Toni Zenker-Greening
Toni Greening began volunteering at the Hoffman Center in 2017. Her time is spent working with artists to create workshops that reach artistically diverse audiences. She finds the coastal community rich in talent and generous in sharing time and skills. She spends about half of her life in Manzanita and the other half in Portland, which is sometimes confusing to her dog Porter. She feels fortunate to have found a rewarding outlet for her twenty-five years’ experience in executive management, and nonprofit leadership.

Bonnie Kost
Bonnie Kost is co-lead of the very busy Visual Arts program and sees her role as assisting her partner in providing the community with the types of workshops that are popular, interesting and well taught. Her goal is to make sure the workshops run smoothly and participants are comfortable in their time at The Hoffman Center. After vacationing in Manzanita since the early 1970's, Bonnie and her husband moved to Manzanita full time in 2016.

Ketzel Levine
Ketzel Levine helped create NPR’s Morning Edition, put legendary broadcaster Red Barber back on the air, covered baseball, classical music, climate change, and as an NPR senior correspondent, reported from places as varied as Britain, South Africa and Brazil. Because of her passion for plants and horticulture, Ketzel became NPR’s gardening expert, the “Doyenne of Dirt” and talked plants on Saturday mornings with Scott Simon for ten years. She moved to Portland in 1996 and is now setting down roots locally with her Golden, Milo, who doesn’t do laundry but does entertains guests at their airbnb Sea, Sit, Stay! atop Neahkahnie.

Vera Wildauer
Vera Wildauer has been involved with the Hoffman Center since 2008 and helps bring authors, publishers, and writing instructors to our area. As co-founder of the Manzanita Writers' Series and North Coast Squid literary journal, she is delighted to bring opportunities for learning and community to local and visiting writers. Prior to moving to Manzanita full-time, she had 20+ years experience as a marketing professional and non-profit board member.

Phyllis Mannan
Phyllis Mannan has a memoir, Torn Fish: A Mother, Her Autistic Son, and Their Shared Humanity and is about to publish her first poetry chapbook. Her poems and nonfiction pieces have appeared in The Oregonian, Rain Magazine, StringTown, Willow Springs, and other publications. Her years of connection to the Portland poetry community and her love of poetry are put to work producing the periodic poetry events and managing the Poetry Kiosk in the Wonder Garden. She lives with her husband in Manzanita.

Emily Ransdell
Emily Ransdell divides her time between Manzanita and Camas, WA. Her poems have appeared in Timberline Review, The Cortland Review, Rattle, and elsewhere.
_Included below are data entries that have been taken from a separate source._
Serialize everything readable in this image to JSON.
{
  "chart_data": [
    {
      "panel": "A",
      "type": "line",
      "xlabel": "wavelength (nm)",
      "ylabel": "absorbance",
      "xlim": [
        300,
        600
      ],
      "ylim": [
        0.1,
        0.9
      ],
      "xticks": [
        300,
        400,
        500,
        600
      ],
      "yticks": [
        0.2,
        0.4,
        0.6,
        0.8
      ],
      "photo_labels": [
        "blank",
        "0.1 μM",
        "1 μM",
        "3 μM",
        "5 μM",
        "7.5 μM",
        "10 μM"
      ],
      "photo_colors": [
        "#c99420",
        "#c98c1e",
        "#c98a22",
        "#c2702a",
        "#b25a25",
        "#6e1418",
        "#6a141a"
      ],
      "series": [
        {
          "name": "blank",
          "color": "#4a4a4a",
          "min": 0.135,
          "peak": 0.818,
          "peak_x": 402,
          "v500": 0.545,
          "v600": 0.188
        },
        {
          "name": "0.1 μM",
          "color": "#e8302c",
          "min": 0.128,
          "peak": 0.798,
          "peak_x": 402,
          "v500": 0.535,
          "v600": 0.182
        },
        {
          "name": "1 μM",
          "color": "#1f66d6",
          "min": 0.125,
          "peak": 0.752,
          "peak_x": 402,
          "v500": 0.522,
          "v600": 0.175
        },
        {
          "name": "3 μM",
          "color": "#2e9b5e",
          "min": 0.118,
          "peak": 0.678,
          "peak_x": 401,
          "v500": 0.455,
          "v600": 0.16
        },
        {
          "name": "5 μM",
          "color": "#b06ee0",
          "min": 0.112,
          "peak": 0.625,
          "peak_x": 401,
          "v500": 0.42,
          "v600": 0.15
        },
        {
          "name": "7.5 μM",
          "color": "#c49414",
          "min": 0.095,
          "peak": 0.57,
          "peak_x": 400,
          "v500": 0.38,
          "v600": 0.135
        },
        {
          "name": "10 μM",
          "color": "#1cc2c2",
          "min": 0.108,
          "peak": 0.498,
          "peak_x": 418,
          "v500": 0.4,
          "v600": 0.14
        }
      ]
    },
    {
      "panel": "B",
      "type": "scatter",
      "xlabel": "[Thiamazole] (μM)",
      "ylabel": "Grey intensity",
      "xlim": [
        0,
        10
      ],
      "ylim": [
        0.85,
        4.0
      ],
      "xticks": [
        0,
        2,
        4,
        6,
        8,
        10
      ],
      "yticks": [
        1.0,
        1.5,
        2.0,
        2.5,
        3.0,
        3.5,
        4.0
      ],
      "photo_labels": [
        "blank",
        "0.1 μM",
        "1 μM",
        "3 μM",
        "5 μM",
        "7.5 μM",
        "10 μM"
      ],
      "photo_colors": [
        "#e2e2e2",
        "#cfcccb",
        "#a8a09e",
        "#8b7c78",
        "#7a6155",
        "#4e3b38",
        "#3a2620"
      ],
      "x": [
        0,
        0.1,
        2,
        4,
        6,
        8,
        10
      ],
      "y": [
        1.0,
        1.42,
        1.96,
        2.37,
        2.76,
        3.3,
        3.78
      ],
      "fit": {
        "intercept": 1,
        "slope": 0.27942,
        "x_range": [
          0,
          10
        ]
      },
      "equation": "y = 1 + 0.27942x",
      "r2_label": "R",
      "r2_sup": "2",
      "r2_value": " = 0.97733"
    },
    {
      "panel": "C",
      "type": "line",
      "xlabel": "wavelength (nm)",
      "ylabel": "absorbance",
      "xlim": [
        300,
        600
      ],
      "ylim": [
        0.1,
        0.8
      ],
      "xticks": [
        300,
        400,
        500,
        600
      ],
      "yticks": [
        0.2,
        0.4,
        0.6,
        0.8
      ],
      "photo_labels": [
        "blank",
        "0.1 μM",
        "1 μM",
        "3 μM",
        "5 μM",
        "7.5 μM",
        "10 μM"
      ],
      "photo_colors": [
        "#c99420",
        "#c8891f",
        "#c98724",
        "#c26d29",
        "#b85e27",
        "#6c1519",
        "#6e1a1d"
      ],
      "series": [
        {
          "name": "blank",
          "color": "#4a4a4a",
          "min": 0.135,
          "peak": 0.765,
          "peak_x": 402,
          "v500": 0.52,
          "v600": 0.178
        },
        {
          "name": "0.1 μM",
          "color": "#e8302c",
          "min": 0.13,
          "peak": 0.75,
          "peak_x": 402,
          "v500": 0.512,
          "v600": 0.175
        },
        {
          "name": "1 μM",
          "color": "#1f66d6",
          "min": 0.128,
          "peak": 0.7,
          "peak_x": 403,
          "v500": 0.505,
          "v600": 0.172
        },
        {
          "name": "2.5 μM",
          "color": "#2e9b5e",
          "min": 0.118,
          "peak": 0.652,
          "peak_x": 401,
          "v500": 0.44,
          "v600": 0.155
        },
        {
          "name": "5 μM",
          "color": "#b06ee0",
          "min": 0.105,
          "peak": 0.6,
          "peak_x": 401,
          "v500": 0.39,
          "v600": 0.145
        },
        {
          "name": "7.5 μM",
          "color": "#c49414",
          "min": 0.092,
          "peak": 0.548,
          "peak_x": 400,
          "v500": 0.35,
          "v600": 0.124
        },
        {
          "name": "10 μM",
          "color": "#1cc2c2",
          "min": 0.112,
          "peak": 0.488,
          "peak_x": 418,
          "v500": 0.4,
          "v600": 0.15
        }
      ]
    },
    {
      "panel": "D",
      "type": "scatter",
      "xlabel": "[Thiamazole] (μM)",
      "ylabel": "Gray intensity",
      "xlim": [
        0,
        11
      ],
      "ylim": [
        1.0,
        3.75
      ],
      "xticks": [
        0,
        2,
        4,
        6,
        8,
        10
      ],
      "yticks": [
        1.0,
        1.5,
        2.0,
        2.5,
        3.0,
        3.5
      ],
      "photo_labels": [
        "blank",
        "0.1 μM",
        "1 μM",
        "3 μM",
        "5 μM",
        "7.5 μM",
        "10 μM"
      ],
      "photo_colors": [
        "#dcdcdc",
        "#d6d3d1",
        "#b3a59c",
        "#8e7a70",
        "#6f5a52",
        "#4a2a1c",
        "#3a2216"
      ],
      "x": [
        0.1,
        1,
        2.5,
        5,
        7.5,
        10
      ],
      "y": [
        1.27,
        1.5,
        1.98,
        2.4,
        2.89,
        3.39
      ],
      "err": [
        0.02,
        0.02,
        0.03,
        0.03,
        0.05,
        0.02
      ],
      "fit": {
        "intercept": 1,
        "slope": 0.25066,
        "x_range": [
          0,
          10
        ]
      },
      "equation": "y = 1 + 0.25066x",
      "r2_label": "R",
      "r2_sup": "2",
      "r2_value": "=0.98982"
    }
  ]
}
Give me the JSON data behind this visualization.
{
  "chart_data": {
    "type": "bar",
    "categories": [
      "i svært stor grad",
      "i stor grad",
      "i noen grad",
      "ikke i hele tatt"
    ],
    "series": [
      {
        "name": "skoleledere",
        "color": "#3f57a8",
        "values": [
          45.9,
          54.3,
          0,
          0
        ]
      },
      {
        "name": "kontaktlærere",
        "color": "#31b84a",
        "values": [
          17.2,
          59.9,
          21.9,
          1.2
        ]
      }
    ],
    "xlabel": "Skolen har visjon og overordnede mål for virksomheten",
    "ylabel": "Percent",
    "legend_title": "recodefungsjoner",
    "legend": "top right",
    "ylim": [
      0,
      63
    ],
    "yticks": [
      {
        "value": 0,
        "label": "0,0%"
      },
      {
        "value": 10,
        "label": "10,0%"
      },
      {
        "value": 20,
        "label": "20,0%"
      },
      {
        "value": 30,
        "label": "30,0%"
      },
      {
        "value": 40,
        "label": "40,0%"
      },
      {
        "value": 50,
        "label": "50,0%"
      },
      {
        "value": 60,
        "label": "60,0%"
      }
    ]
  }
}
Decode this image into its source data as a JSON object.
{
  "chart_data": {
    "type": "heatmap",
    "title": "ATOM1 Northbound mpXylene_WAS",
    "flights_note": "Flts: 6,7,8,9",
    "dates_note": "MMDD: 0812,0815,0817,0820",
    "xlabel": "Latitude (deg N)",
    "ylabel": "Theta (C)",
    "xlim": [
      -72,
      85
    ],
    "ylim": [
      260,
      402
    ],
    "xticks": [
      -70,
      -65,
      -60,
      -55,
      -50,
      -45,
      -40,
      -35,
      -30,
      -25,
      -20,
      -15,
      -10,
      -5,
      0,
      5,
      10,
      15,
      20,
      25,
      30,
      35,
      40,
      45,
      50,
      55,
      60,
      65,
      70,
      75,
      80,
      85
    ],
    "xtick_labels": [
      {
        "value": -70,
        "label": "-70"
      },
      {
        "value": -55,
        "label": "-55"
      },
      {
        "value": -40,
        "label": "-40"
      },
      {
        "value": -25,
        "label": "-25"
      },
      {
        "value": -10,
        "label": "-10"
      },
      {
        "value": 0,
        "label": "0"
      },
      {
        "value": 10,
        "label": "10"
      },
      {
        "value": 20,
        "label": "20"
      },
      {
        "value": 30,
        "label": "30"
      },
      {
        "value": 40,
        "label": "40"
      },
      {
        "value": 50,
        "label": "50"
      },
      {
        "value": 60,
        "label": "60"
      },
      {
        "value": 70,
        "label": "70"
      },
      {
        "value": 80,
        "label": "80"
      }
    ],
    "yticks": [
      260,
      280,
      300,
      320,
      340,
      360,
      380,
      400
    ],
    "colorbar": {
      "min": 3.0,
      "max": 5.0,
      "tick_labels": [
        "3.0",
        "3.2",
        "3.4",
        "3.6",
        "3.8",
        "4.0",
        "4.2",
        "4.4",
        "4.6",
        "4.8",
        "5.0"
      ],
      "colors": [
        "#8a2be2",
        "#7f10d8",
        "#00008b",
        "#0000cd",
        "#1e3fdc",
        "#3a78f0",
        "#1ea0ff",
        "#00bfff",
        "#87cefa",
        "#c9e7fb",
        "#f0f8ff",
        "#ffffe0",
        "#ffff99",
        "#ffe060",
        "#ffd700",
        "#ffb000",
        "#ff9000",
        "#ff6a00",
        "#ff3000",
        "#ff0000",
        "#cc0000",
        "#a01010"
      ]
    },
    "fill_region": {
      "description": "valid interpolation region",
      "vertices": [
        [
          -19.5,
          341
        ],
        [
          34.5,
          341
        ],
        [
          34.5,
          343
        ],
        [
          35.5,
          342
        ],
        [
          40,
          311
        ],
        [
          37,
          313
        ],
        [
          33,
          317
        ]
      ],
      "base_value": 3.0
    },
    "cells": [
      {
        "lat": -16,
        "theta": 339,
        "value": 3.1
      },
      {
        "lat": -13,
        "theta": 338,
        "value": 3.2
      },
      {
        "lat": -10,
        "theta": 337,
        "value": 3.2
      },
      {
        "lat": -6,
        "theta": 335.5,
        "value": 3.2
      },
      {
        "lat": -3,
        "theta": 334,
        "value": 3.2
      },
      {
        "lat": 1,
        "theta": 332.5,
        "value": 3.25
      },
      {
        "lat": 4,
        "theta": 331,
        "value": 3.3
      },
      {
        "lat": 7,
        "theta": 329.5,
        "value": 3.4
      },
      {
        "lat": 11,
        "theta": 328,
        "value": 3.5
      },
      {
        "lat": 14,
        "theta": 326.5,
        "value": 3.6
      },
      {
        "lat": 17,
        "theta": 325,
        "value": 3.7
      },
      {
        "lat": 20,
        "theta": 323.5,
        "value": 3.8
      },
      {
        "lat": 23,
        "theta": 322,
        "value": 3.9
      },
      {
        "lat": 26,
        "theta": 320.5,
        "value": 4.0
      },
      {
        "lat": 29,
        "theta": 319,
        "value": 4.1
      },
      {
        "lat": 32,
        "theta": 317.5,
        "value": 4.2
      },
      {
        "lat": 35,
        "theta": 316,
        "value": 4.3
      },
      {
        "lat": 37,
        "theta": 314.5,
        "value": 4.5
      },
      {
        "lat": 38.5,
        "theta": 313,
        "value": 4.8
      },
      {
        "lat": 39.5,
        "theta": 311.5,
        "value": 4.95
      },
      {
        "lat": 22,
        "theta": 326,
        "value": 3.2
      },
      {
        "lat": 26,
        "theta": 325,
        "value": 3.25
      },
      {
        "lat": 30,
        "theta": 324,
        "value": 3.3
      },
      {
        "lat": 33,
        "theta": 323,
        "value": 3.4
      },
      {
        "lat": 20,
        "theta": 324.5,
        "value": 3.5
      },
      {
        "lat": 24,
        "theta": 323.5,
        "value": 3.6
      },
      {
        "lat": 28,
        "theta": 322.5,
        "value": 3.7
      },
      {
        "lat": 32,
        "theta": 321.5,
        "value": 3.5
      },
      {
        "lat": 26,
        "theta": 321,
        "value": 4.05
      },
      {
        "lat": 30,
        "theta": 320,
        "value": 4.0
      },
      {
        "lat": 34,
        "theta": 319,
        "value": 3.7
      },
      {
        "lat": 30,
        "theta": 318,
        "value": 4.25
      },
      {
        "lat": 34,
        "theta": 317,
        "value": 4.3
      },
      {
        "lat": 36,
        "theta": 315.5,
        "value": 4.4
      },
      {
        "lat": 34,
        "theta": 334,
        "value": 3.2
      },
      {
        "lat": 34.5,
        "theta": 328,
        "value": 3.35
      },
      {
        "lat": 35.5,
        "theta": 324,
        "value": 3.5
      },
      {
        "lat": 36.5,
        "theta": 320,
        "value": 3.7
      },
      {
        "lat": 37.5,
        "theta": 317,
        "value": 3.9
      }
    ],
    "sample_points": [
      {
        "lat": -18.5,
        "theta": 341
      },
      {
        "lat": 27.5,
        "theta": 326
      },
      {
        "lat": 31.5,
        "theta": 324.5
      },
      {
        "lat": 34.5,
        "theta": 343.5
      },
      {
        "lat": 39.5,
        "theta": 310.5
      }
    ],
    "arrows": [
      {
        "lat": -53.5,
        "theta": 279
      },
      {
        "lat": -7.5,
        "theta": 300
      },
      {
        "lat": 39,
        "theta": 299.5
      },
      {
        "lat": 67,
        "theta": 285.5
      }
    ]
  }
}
She was featured on Ted Kooser's American Life in Poetry and has been nominated for a Pushcart Prize. After years of marketing work for HP, she recently completed her MFA in Poetry and teaches poetry classes at the Hoffman, along with volunteering.

Andy Barker
Andy Barker taught creative writing as a high school English teacher before retiring two years ago. He splits his time between Manzanita and Portland. His years as an advisor to an award-winning student journal are being put to work as editor of the North Coast Squid Literary Journal. His stories have appeared in journals including the North Coast Squid and Rain Magazine.

Ellis Conklin
Ellis Conklin is a longtime journalist who has worked primarily as a political reporter at several news organizations, including the Anchorage Times, United Press International, the Los Angeles Herald Examiner and the Seattle Post-Intelligencer. He retired a few years ago and, after decades of vacationing on the Oregon coast, settled in Manzanita with his wife Lynn and Piper, their ocean-loving Australian Shepherd.

Lynn Steinberg
Lynn Steinberg has worked as a high-school teacher, journalist and communications executive over the course of a long and varied career. After years of city life up and down the West Coast, she recently retired from The Boeing Company and moved to Manzanita full-time with her husband Ellis.